Das Versagen der Politik in diesem Zusammenspiel ­besteht auch darin, dass sie eine grosse Diskrepanz zulässt zwischen dem, was den inländischen Unternehmen abverlangt wird, und dem, was beim Import von Gütern erlaubt ist. Das führt zu einer störenden Marktverzerrung. Beginnend bei der Landwirtschaft, die für diese Nachteile mit grossen Subventionen entschädigt wird, bis zu internationalen Unternehmen, die erhebliche Nachteile im internationalen Geschäft kompensieren müssen. Es wird sich noch zeigen müssen, ob sich die erwarteten langfristig ­positiven Folgen dieser einseitig rigiden Haltung für Schweizer Firmen im Weltmarkt einstellen werden und Kunden bereit sind, die Mehrkosten zu tragen.

Neue gesellschaftliche Rolle

Wir leben selbst ohne Covid und den Krieg in der Ukraine in herausfordernden Zeiten, oft umgeben von Chaos und Unsicherheit.
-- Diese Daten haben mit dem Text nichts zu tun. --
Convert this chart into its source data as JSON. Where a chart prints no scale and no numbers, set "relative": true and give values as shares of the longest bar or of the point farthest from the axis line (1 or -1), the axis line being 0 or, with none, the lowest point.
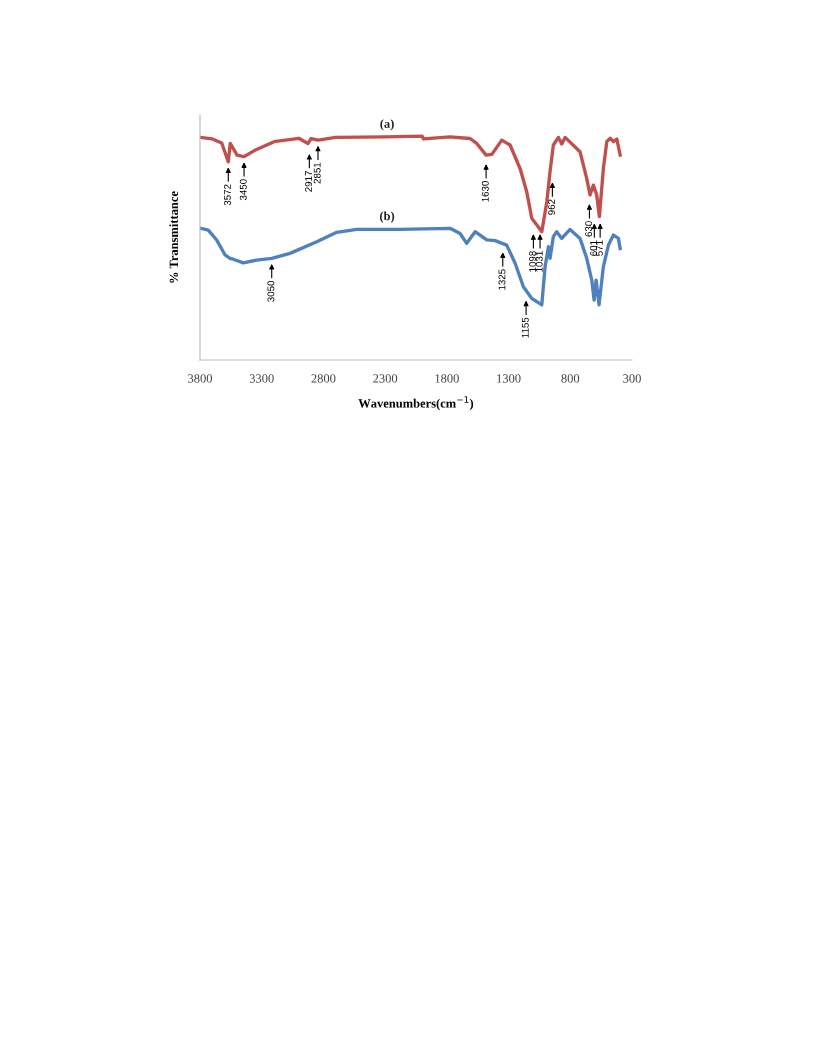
{
  "chart_data": {
    "type": "line",
    "relative": true,
    "xlabel": "Wavenumbers(cm$^{−1}$)",
    "ylabel": "% Transmittance",
    "xlim": [
      3800,
      300
    ],
    "xticks": [
      3800,
      3300,
      2800,
      2300,
      1800,
      1300,
      800,
      300
    ],
    "tick_labels": "x",
    "grid": false,
    "legend": false,
    "marker": "none",
    "line_style": "solid",
    "series": [
      {
        "name": "(a)",
        "color": "#c0504d",
        "x": [
          3800,
          3700,
          3624,
          3571,
          3555,
          3500,
          3443,
          3350,
          3200,
          3000,
          2925,
          2900,
          2844,
          2700,
          2300,
          2000,
          1990,
          1774,
          1612,
          1558,
          1482,
          1436,
          1355,
          1288,
          1207,
          1153,
          1112,
          1071,
          1031,
          990,
          964,
          937,
          896,
          869,
          842,
          721,
          667,
          640,
          613,
          586,
          564,
          532,
          504,
          477,
          450,
          423,
          396
        ],
        "values": [
          0.994,
          0.987,
          0.969,
          0.885,
          0.967,
          0.915,
          0.908,
          0.938,
          0.975,
          0.99,
          0.967,
          0.989,
          0.982,
          0.994,
          0.996,
          1.0,
          0.987,
          0.996,
          0.989,
          0.967,
          0.915,
          0.918,
          0.982,
          0.96,
          0.855,
          0.751,
          0.633,
          0.603,
          0.573,
          0.707,
          0.841,
          0.96,
          0.994,
          0.965,
          0.994,
          0.93,
          0.811,
          0.737,
          0.781,
          0.737,
          0.64,
          0.855,
          0.975,
          0.99,
          0.975,
          0.987,
          0.915
        ]
      },
      {
        "name": "(b)",
        "color": "#4f81bd",
        "x": [
          3794,
          3733,
          3665,
          3597,
          3557,
          3530,
          3449,
          3341,
          3219,
          3071,
          2854,
          2692,
          2530,
          2179,
          1774,
          1693,
          1639,
          1571,
          1477,
          1409,
          1315,
          1247,
          1180,
          1112,
          1031,
          1004,
          977,
          964,
          937,
          910,
          869,
          802,
          721,
          667,
          626,
          607,
          591,
          567,
          532,
          491,
          450,
          410,
          396
        ],
        "values": [
          0.588,
          0.58,
          0.536,
          0.469,
          0.454,
          0.45,
          0.434,
          0.446,
          0.454,
          0.476,
          0.528,
          0.57,
          0.583,
          0.583,
          0.588,
          0.565,
          0.521,
          0.573,
          0.536,
          0.533,
          0.513,
          0.432,
          0.327,
          0.275,
          0.246,
          0.417,
          0.506,
          0.454,
          0.551,
          0.573,
          0.543,
          0.583,
          0.543,
          0.454,
          0.357,
          0.268,
          0.357,
          0.246,
          0.417,
          0.513,
          0.558,
          0.543,
          0.498
        ]
      }
    ],
    "annotations": [
      {
        "text": "3572",
        "x": 3571,
        "y": 0.885
      },
      {
        "text": "3450",
        "x": 3443,
        "y": 0.908
      },
      {
        "text": "2917",
        "x": 2914,
        "y": 0.945
      },
      {
        "text": "2851",
        "x": 2844,
        "y": 0.982
      },
      {
        "text": "1630",
        "x": 1482,
        "y": 0.9
      },
      {
        "text": "962",
        "x": 945,
        "y": 0.818
      },
      {
        "text": "1098",
        "x": 1099,
        "y": 0.587
      },
      {
        "text": "1031",
        "x": 1045,
        "y": 0.587
      },
      {
        "text": "630",
        "x": 645,
        "y": 0.721
      },
      {
        "text": "601",
        "x": 605,
        "y": 0.635
      },
      {
        "text": "571",
        "x": 558,
        "y": 0.635
      },
      {
        "text": "3050",
        "x": 3219,
        "y": 0.454
      },
      {
        "text": "1325",
        "x": 1347,
        "y": 0.506
      },
      {
        "text": "1155",
        "x": 1158,
        "y": 0.29
      }
    ]
  }
}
Die traditionellen gesellschaftlichen Stabilisatoren wie Grossfamilie, Religion und örtliche Gemeinschaft erodieren immer mehr in ihrer Bedeutung als Orientierungshilfe und Hort der Zugehörigkeit. Wo finden wir einen Kompass für uns, unsere Familien oder für die Gesellschaft? Orientierung kommt von einem verständlichen und bedeutungsvollen Zweck und von starken Werten. Von Antworten auf die Fragen: Wofür stehen wir, warum machen wir etwas und wie machen wir es? Unternehmen mit starken Werten und einem überzeugenden Zweck übernehmen hier eine immer wichtigere Rolle für die Stabilität der Gesellschaft. Die meisten Menschen suchen in ihrer beruflichen Tätigkeit mehr als eine Arbeitsstelle mit geregeltem Einkommen und einer Stellenbeschreibung. Sie wollen Teil von etwas Grösserem sein, wie einem starken Wertesystem und einem Unternehmenszweck, der für sie attraktiv ist und sie einbindet, einer Unternehmenskultur, die ihnen Zugehörigkeit vermittelt und Sicherheit gibt, bis hin zur Versorgungssicherheit im Alter.